The hydration enthalpy of Fluoride ion is very high.
We know that HF react violently with Na-OH to form fluoride salt and water. The enthalpy of this reaction is greater than Neutralization enthalpy (H+ + OH-=H2O) of other acid base. That proves that the hydration enthalpy is sufficient enough to supply required energy for H-F bond breaking, beside producing extra heat.
So I don't understand why HF don't ionise in water, where hydration enthalpy is large enough to promote ionization.

[ATMyller]

HF is water soluble, but it doesn't ionizate because unlike all other hydrogen halogens it doesn't exist in monomolecular form. Instead it forms polymeric structures, chains that are kept together by hydrogen bonds between hydrogen and adjacent molecule's fluoride.

[vhpk]

No, I think that in water HF ionizates:
HF + H₂O --> H₃O⁺ + F^-
but after that
HF + F^- --> HF^2-
Almost acids ionizate in water to produce H³O⁺

[wilson]

I think ATMyller is right. HF is misible in water.

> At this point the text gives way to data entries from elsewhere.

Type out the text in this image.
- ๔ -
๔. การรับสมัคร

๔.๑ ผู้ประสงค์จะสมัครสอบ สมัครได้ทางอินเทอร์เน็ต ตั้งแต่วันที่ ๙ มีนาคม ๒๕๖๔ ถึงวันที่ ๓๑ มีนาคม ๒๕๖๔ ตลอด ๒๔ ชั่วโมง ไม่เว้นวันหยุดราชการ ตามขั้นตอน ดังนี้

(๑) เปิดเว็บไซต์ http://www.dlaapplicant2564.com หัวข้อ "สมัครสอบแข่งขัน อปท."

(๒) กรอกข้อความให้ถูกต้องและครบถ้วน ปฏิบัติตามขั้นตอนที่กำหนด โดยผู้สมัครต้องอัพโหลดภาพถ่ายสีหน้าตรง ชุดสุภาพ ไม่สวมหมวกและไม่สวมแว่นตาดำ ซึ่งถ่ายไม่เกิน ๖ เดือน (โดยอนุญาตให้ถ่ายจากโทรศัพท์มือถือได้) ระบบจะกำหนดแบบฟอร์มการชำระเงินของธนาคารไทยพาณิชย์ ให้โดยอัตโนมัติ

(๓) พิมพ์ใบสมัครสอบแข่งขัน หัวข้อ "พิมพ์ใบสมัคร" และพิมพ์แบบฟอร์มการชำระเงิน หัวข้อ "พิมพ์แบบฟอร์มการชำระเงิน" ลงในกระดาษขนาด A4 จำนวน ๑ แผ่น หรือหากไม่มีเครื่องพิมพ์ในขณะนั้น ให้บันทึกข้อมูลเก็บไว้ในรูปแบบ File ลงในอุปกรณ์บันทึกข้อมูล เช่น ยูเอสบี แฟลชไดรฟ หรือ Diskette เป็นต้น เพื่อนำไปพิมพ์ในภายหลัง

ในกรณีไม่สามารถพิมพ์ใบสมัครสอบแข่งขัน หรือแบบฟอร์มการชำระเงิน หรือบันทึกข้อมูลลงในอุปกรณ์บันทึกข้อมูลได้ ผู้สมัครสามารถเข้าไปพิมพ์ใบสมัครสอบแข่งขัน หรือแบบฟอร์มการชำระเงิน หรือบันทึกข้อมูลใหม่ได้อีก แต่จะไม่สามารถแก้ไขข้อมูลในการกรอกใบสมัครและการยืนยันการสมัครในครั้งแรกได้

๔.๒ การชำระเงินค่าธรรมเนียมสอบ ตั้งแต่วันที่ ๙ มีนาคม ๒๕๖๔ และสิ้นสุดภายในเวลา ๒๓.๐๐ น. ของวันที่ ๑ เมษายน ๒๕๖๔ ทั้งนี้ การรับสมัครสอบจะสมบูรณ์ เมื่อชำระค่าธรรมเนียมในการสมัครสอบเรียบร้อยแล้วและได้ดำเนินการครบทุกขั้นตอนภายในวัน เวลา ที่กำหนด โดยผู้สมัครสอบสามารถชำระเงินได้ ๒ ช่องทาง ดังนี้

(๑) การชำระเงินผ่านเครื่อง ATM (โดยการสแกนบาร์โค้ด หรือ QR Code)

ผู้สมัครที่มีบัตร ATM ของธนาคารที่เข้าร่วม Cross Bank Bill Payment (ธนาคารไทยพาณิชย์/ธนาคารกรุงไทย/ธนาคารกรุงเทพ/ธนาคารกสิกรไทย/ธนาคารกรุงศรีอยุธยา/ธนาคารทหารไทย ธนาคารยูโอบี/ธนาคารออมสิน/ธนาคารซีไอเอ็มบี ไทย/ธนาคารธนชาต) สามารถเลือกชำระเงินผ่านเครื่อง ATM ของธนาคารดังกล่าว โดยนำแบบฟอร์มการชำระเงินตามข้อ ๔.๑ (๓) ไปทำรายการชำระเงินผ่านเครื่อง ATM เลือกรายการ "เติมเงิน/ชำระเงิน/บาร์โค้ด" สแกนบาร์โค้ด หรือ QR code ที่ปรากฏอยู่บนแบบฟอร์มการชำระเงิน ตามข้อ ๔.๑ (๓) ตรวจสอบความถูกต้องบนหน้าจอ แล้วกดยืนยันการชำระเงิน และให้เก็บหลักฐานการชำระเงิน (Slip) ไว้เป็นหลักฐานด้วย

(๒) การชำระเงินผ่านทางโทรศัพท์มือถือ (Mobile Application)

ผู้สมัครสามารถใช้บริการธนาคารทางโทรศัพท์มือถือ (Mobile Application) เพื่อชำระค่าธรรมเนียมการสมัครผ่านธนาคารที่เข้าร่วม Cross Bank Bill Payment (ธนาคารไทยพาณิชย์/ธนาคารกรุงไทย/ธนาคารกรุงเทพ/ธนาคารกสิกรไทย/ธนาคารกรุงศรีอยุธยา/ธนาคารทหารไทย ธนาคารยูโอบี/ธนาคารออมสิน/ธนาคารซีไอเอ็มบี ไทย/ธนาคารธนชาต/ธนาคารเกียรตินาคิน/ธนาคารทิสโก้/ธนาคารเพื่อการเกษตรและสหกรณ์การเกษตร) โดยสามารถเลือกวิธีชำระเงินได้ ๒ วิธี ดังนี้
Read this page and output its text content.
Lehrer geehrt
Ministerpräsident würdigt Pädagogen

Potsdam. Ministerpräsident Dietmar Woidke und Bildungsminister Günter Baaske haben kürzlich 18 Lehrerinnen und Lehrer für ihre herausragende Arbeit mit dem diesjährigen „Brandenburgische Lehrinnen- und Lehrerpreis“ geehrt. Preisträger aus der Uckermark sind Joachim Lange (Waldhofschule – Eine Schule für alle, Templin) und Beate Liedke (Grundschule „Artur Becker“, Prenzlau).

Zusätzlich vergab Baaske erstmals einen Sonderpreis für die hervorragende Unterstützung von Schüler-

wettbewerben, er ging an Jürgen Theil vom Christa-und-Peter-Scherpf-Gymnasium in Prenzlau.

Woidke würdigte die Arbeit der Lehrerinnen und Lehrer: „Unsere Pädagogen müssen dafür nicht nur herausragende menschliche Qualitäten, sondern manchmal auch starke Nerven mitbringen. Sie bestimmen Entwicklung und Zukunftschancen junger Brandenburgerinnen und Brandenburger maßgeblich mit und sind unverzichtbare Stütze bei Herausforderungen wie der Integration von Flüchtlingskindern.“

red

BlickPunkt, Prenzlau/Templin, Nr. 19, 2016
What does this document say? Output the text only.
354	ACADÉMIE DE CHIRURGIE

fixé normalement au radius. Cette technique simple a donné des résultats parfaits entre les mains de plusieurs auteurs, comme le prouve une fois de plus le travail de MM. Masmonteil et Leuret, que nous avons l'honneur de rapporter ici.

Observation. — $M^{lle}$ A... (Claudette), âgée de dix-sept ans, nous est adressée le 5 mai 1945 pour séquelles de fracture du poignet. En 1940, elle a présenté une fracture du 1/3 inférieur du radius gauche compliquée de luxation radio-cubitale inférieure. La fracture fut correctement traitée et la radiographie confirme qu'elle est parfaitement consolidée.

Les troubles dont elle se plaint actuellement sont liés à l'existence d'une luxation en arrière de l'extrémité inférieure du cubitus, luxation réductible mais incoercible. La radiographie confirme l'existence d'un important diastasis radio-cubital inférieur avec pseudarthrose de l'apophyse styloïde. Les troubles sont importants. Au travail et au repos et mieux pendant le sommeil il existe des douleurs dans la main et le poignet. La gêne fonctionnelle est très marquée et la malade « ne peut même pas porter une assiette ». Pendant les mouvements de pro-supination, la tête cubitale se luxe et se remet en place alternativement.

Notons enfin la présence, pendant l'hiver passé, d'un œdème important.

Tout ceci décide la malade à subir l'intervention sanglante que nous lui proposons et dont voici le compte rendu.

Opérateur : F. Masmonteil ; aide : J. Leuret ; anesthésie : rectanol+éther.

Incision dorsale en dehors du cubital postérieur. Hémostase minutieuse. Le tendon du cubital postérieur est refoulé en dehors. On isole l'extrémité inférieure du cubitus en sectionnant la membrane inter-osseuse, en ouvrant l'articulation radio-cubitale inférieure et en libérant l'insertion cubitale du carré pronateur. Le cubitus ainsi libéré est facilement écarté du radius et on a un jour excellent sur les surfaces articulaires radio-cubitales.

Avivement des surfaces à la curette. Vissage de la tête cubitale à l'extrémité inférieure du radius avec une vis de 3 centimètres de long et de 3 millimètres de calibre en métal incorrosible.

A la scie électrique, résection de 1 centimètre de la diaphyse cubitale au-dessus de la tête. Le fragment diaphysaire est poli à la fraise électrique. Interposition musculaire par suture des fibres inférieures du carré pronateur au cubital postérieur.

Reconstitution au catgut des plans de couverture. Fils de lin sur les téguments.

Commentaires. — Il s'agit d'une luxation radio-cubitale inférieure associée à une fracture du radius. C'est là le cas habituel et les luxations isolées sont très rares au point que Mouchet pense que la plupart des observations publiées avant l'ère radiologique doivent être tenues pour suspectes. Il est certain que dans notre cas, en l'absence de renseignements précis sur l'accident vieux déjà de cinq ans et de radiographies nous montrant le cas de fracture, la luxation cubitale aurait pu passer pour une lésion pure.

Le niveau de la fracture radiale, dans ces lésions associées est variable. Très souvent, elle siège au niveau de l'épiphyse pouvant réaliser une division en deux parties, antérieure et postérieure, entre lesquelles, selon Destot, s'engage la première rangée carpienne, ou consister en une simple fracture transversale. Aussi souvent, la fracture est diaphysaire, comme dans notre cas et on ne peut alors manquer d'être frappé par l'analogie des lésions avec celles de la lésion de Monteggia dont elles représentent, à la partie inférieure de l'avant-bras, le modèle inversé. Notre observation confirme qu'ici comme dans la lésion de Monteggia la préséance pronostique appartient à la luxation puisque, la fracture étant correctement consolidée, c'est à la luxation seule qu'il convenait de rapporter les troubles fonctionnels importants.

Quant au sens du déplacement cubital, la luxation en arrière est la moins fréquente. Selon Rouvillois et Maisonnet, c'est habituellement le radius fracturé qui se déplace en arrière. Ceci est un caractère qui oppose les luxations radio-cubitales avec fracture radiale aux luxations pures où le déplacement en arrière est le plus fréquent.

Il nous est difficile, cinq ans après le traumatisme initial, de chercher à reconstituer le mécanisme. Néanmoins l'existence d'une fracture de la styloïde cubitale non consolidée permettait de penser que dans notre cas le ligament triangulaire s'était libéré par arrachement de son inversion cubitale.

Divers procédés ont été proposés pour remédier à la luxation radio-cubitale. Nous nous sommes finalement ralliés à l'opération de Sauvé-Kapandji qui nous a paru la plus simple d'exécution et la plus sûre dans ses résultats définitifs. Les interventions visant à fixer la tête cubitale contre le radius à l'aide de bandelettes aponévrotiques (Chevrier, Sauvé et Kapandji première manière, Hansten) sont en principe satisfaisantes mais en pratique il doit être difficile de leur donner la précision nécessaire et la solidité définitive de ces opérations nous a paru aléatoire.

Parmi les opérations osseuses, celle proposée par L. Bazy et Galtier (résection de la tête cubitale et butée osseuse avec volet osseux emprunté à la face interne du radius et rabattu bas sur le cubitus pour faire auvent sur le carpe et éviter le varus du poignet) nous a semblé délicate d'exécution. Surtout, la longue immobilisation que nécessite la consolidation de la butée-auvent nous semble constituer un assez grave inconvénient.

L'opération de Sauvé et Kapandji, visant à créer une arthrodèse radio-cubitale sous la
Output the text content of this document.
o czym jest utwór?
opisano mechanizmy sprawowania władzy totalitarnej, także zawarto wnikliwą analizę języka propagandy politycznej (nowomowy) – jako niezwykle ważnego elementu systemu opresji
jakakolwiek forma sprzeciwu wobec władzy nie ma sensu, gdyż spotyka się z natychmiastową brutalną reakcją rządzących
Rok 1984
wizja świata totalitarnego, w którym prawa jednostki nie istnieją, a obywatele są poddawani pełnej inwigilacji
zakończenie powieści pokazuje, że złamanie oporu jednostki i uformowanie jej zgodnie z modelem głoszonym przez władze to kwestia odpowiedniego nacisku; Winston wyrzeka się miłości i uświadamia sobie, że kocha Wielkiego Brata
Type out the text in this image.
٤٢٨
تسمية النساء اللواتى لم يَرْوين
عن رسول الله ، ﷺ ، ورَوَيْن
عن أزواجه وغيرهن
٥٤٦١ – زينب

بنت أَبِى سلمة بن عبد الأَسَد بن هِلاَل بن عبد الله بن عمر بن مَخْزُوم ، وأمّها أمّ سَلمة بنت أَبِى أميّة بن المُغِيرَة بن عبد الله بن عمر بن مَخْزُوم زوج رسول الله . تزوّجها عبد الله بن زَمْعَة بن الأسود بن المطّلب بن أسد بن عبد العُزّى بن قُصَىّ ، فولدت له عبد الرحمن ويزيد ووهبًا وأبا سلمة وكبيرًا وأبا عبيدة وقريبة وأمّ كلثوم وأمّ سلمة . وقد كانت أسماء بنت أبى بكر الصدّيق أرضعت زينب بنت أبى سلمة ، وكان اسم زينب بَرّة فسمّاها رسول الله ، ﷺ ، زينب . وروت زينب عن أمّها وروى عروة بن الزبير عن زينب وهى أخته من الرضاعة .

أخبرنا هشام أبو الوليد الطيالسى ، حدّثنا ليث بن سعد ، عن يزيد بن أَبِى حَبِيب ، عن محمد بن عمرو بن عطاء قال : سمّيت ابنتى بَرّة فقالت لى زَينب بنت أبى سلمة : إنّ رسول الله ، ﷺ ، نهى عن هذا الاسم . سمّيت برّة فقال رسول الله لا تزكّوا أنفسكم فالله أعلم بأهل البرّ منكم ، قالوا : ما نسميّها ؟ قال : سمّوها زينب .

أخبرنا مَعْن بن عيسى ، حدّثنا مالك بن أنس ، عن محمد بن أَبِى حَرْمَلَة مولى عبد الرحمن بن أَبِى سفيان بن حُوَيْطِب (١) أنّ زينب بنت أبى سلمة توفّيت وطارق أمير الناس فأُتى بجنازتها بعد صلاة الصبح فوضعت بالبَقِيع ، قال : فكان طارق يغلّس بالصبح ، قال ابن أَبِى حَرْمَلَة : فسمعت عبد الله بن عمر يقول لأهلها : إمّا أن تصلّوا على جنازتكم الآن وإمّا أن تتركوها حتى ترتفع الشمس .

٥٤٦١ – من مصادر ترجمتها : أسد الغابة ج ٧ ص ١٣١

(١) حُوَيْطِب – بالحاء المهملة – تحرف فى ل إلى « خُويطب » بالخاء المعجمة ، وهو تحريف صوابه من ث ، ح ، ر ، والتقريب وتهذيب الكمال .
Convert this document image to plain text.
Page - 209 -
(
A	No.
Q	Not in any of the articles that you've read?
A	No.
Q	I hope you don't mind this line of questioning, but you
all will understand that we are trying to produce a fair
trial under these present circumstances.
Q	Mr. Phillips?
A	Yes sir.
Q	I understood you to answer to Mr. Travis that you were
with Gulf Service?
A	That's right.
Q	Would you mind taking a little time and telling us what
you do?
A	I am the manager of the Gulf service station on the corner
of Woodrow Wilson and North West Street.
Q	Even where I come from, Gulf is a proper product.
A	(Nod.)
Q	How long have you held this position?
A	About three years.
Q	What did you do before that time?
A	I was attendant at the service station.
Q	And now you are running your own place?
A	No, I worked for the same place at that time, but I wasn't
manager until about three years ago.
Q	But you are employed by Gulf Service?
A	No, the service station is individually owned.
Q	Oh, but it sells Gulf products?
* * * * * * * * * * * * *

And yes, it is a weak acid unlike other hydrogen halides because it does not dissociate (ionize) to an extent as large compared to HCl, HBr, HI.
Now here's your question, why is this so?

Actually, this is a more complicated process than simply hydration enthalpy of F-(g) to F-(aq).
Visualize this: HF is a very polar molecule with a very polar bond with high dipole moments due to fluorine as a very electronegative atom. The 3 lone pairs on the small fluorine atom also amplifies this effect. Thus, HF exist as polymeric chains in water due to strong hydrogen bonding with itself and water molecules. So note that HF does NOT exist as one molecule but a large chain with many water molecules.

Here,
You forgot about (1)the energy needed to separate the water molecules and the HF polymeric structures from hydrogen bonding to isolate just one molecule, (2)HF bond enthalpy to break the H-F bond, and (3)electron affinity of F, and ionisation energy of H to separate charges.
These are 3 other energy changes on top of hydration enthalpy which occurs after all the above.

Then on an overall, HF + H2O --> H3O+ + F- [LOW equilibrium constant]

So although hydration enthalpy is very favourable, you cannot draw a conclusion without considering other energy changes!

[wilson]

HF + H2O --> H3O+ + F-
To complete my answer (i forgot about your entire question), why the violent reaction and high heat of neutralization when HF is a weak acid?

If moles of HF in solution is high enough (concentrated),
a disproportionation reaction takes place.

2HF ? H+ + FHF?

This is interesting, as we get more H+, and yet maintaining stability of the FHF- anion by independent hydrogen bonding of the F-H-F itself.

So
This interaction does not interfere with ionization of HF as the fluoride ion would-- I am not too sure how the entropy falls into place here, but I do know that the SMALL F atom will impose orderly arrangement of the water molecules by hydrogen bonding and increase entropy which is not favourable.